The rocky precipices have always remained free of peat and many of the hilltops have been laid bare by peat erosion and weathering. As a result, the summits and crags resemble parts of the Arctic and lower Alps, being sparsely vegetated with shrubs, mosses and liverworts.
The uplands are home to a range of Artic Alpines, which were amongst the first species to colonise Glenveagh after the Ice Age – examples include alpine club-moss, silvery moss and dwarf willow. Arctic-alpines are adapted to a short cool summer. Many lie prostrate or hug the ground to avoid damage and many need several growing seasons before they can flower or bear fruit.
The hilltops support a meagre and specialised wildlife. Look for the hare, which may jump from under your feet. This hardy mammal can survive on a diet of mountain grasses and sedges, though it also occurs on lower ground. It is a race of arctic mountain hare, but unlike the race found in Scotland, its coat seldom turns white in winter.

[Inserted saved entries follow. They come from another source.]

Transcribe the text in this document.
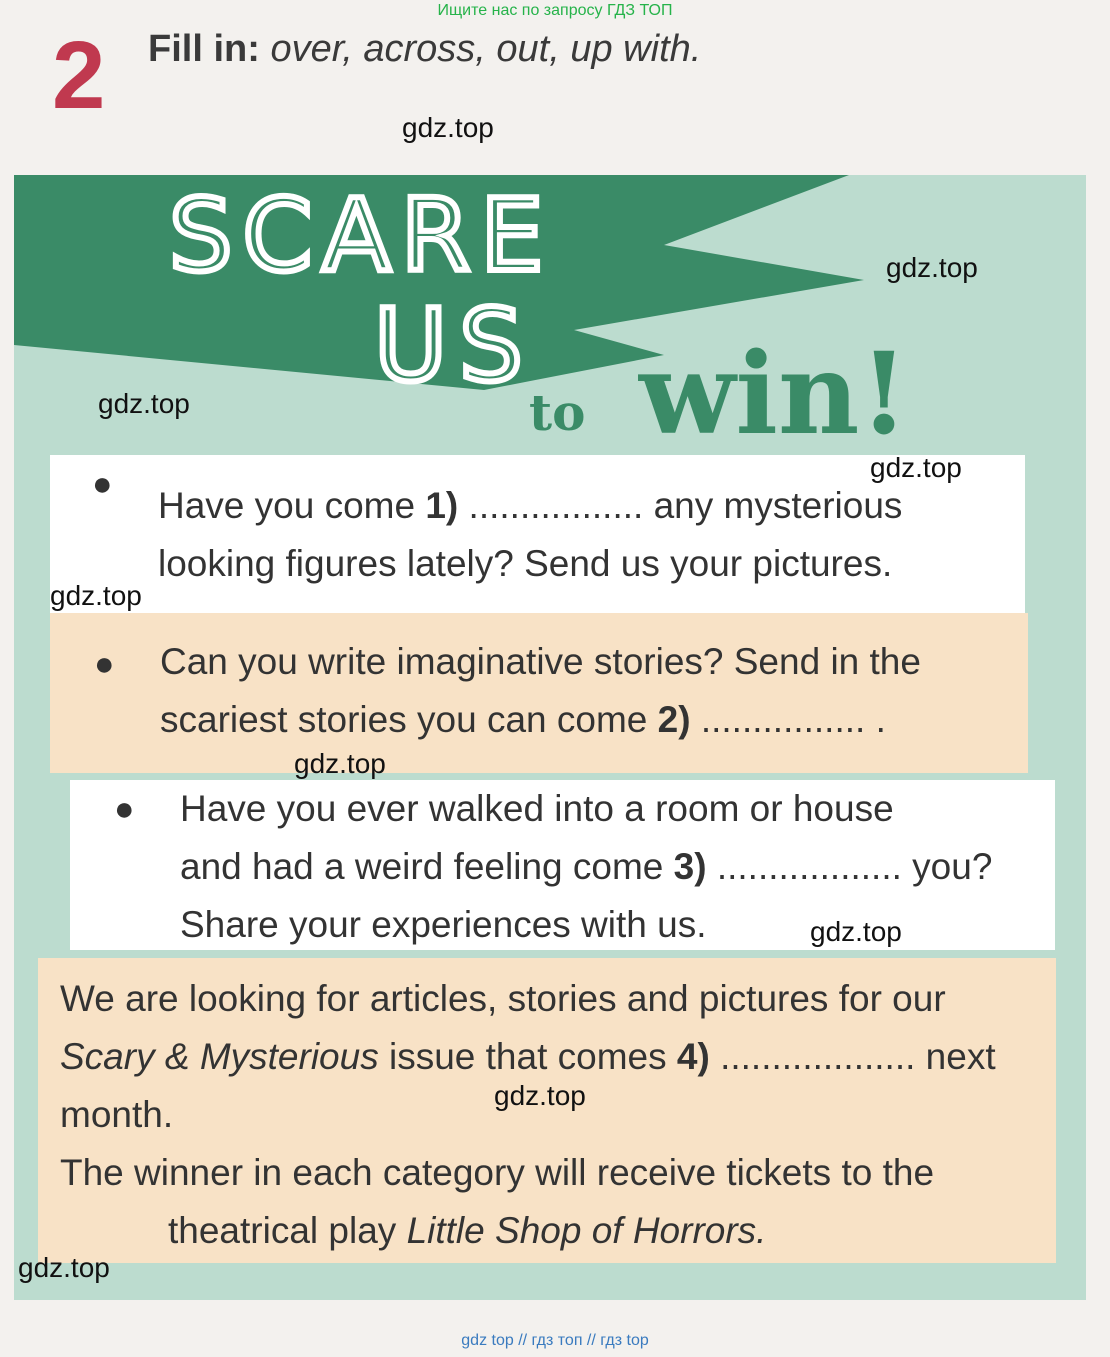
Ищите нас по запросу ГДЗ ТОП
2 Fill in: over, across, out, up with.
SCARE
US
to win!
●
Have you come 1) ................. any mysterious
looking figures lately? Send us your pictures.
● Can you write imaginative stories? Send in the
scariest stories you can come 2) ................ .
● Have you ever walked into a room or house
and had a weird feeling come 3) .................. you?
Share your experiences with us.
We are looking for articles, stories and pictures for our
Scary & Mysterious issue that comes 4) ................... next
month.
The winner in each category will receive tickets to the
theatrical play Little Shop of Horrors.
gdz.top
gdz.top
gdz.top
gdz.top
gdz.top
gdz.top
gdz.top
gdz.top
gdz.top
gdz top // гдз топ // гдз top
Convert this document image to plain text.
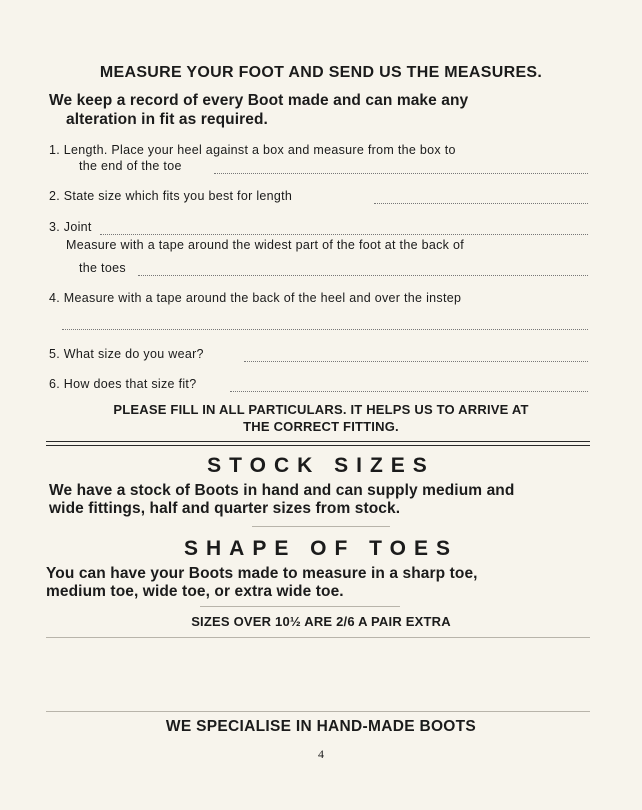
MEASURE YOUR FOOT AND SEND US THE MEASURES.
We keep a record of every Boot made and can make any
alteration in fit as required.
1. Length. Place your heel against a box and measure from the box to
the end of the toe
2. State size which fits you best for length
3. Joint
Measure with a tape around the widest part of the foot at the back of
the toes
4. Measure with a tape around the back of the heel and over the instep
5. What size do you wear?
6. How does that size fit?
PLEASE FILL IN ALL PARTICULARS. IT HELPS US TO ARRIVE AT
THE CORRECT FITTING.
STOCK SIZES
We have a stock of Boots in hand and can supply medium and
wide fittings, half and quarter sizes from stock.
SHAPE OF TOES
You can have your Boots made to measure in a sharp toe,
medium toe, wide toe, or extra wide toe.
SIZES OVER 10½ ARE 2/6 A PAIR EXTRA
WE SPECIALISE IN HAND-MADE BOOTS
4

No bird captures the character of the hilltops more evocatively than the golden plover. Its sweet, melancholy call as it watches from a stone or peat hummock follows the hill walker. As a breeding bird, this beautiful plover is now quite rare in Ireland, where it is confined to the north and west.
One of the main predators on the hilltops is the peregrine falcon, which ranges widely in search of food, particularly wood pigeons. Peregrines nest on the cliffs choosing their nesting ledges with an eye to their inaccessibility and favouring south-facing cliffs for warmth and light. Every suitable cliff is occupied annually by a pair, though it is difficult to pinpoint their eyries on the cliff faces.
Ravens, which also nest on the cliffs, are the scavengers of the mountains. They nest as early as February, a time of year when hard weather and scarcity of grazing claims the lives of many deer and carrion is at its most plentiful. The raven’s loud croaking call is unmistakable and a visit to Glenveagh should be rewarded with a sighting.